3.4. Das Rekursgericht ist davon ausgegangen, dass die Öffentlichkeit gerade an zivilrechtlichen Auseinandersetzungen im Nachbarschaftsbereich ein „besonderes Interesse“ habe, welcher Auffassung in dieser Allgemeinheit nicht gefolgt werden kann, betreffen diese doch regelmäßig (lediglich) die Beteiligten und gehen sonst niemanden etwas an; das Interesse Dritter lässt sich regelmäßig vielmehr nur mit dem Wunsch nach Befriedigung der Neugier erklären, der rechtlich nicht geschützt werden sollte (vgl 6 Ob 249/01p).

Allerdings ist bei der Interessenabwägung immer auch die konkrete Ausgestaltung der Sendung mit zu berücksichtigen. Hier werden österreichische Rechtsfälle und -konflikte unter Moderation eines österreichischen Rechtsanwalts dargestellt, wobei die Beklagte die Themenauswahl auf rechtliche Konflikte von allgemeinem Interesse, etwa Stalking oder Nachbarschaftsstreitigkeiten, ausrichtet und deren Ursachen, Entwicklung und rechtliche Relevanz auf eine Weise darstellt, dass der Seher erkennt, wie solche Situationen entstehen und wie man sich darin verhalten sollte. Dazu kommt, dass die Standpunkte der Beteiligten möglichst objektiv und nicht immer in einem positiven Licht für denjenigen dargestellt werden, der sich an die Beklagte gewandt hatte; den Gegnern wird die Möglichkeit eingeräumt, sich zu den Vorwürfen zu äußern, wobei zu unterstellen ist, dass sie mit ihren Stellungnahmen auch in der konkreten Sendung zu Wort kommen (würden). Und schließlich ist zu berücksichtigen, dass von der Beklagten bei der Gestaltung der Sendung der Wunsch der Gegner nach Anonymität gewahrt wird, sodass diese nur jemand identifizieren kann, der sie und/oder jene Personen, die sich an die Beklagte gewandt hatten, persönlich kennt und/oder über den Konflikt Bescheid weiß.

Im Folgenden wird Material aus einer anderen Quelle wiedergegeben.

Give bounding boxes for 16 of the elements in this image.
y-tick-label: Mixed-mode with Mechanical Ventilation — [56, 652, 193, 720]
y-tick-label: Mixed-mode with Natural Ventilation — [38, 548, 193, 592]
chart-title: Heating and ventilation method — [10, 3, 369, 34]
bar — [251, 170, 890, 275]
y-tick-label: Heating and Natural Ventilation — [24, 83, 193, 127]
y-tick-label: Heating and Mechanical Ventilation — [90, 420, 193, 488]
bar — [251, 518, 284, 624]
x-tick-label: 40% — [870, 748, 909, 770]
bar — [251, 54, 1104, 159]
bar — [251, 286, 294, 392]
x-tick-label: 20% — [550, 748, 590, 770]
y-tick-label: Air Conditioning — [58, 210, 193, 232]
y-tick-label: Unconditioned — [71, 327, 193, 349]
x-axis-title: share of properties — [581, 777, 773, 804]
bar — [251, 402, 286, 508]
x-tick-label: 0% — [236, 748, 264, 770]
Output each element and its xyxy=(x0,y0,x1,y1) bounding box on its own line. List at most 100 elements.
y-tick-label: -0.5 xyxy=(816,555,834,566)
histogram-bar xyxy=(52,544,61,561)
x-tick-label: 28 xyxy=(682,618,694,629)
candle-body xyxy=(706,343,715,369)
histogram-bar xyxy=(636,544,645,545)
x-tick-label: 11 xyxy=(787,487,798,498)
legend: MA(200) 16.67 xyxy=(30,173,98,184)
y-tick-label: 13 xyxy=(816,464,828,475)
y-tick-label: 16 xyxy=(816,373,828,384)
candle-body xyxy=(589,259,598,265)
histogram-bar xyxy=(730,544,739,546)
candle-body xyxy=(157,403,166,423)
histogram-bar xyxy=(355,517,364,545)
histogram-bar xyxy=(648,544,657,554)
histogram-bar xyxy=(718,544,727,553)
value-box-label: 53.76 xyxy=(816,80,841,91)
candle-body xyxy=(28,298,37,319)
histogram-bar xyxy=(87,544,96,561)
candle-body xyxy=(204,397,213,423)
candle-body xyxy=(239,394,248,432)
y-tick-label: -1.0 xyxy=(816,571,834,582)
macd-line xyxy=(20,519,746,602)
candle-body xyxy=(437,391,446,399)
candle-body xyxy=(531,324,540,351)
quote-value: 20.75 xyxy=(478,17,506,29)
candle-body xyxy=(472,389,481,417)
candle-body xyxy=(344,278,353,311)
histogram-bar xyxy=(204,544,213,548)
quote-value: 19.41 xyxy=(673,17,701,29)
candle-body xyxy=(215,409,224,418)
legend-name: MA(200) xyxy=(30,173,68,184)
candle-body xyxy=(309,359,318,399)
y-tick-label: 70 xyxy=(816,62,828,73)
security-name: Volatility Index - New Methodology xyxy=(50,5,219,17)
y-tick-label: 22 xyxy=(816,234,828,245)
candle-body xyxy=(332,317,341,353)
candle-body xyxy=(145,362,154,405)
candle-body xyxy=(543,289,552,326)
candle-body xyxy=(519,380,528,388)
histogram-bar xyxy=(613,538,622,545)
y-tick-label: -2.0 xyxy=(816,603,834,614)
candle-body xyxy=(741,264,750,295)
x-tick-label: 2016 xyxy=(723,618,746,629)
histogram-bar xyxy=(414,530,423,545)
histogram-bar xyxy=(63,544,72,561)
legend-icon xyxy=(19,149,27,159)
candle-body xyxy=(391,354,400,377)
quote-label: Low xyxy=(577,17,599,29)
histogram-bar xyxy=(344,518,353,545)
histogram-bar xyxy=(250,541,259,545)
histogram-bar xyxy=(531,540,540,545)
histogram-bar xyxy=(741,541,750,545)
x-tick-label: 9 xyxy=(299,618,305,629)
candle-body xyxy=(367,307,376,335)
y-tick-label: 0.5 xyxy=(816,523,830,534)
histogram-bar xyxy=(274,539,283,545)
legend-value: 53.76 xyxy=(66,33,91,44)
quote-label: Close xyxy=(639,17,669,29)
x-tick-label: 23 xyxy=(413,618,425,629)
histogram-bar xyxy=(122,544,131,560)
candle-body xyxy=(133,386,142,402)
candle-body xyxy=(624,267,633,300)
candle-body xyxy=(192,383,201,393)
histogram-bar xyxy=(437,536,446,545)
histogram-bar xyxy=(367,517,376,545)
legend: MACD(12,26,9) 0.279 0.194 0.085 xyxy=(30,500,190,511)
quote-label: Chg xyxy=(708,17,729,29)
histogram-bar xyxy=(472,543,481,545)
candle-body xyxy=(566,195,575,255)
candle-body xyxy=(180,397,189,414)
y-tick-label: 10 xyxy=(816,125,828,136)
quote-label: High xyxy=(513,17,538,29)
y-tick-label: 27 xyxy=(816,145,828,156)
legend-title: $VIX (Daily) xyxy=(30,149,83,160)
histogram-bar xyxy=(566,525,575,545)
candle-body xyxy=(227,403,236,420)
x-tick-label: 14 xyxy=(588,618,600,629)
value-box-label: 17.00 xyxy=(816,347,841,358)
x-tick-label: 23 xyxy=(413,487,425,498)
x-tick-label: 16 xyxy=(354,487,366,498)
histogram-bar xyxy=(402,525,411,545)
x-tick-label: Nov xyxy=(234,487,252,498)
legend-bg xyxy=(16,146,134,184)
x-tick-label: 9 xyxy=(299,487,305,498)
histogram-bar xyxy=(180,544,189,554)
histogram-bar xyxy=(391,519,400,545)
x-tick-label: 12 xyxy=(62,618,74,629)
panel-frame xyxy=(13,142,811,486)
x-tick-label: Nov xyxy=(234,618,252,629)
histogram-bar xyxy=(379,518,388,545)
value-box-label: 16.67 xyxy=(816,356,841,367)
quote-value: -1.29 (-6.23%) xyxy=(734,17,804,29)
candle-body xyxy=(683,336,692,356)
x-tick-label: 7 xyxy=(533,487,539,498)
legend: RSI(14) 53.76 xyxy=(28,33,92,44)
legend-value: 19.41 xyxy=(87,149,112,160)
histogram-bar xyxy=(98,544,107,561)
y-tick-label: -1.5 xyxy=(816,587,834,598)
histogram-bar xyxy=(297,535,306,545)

Damit ist aber die Abweisung des Provisorialantrags durch die Vorinstanzen durchaus vertretbar, steht doch – anders als es die Darstellung des außerordentlichen Revisionsrekurses nahelegt – tatsächlich nicht die reißerische und möglichst spektakuläre Darstellung einzelner Sachverhalte im Vordergrund, sondern sollen Rechtsfälle und die Rechtslage zu Alltagsthemen in einer für Laien nachvollziehbaren und verständlichen Form präsentiert werden, wobei auf eine ausgewogene Darstellung der jeweiligen Standpunkte der Parteien Wert gelegt wird und die Rechtslage sowie Einigungsmöglichkeiten aufgezeigt werden.

4. Die vom außerordentlichen Revisionsrekurs gewünschte fiktionale Darstellung von Fällen mithilfe von Schauspielern würde nicht die gleiche Authentizität aufweisen (vgl OLG Karlsruhe 14 U 71/00 ZUM 2001, 883); es wären dann gerade keine Fälle, wie sie jeden in seinem Alltag betreffen können, sondern nur auf solchen basierende Geschichten. Der Beklagten vorzugeben, dass sie ihre Sendung nur noch auf diese Art und Weise gestalten darf, wäre im Übrigen ein zu starker gerichtlicher Eingriff in die journalistische Gestaltungsfreiheit (vgl RIS‑Justiz RS0126045).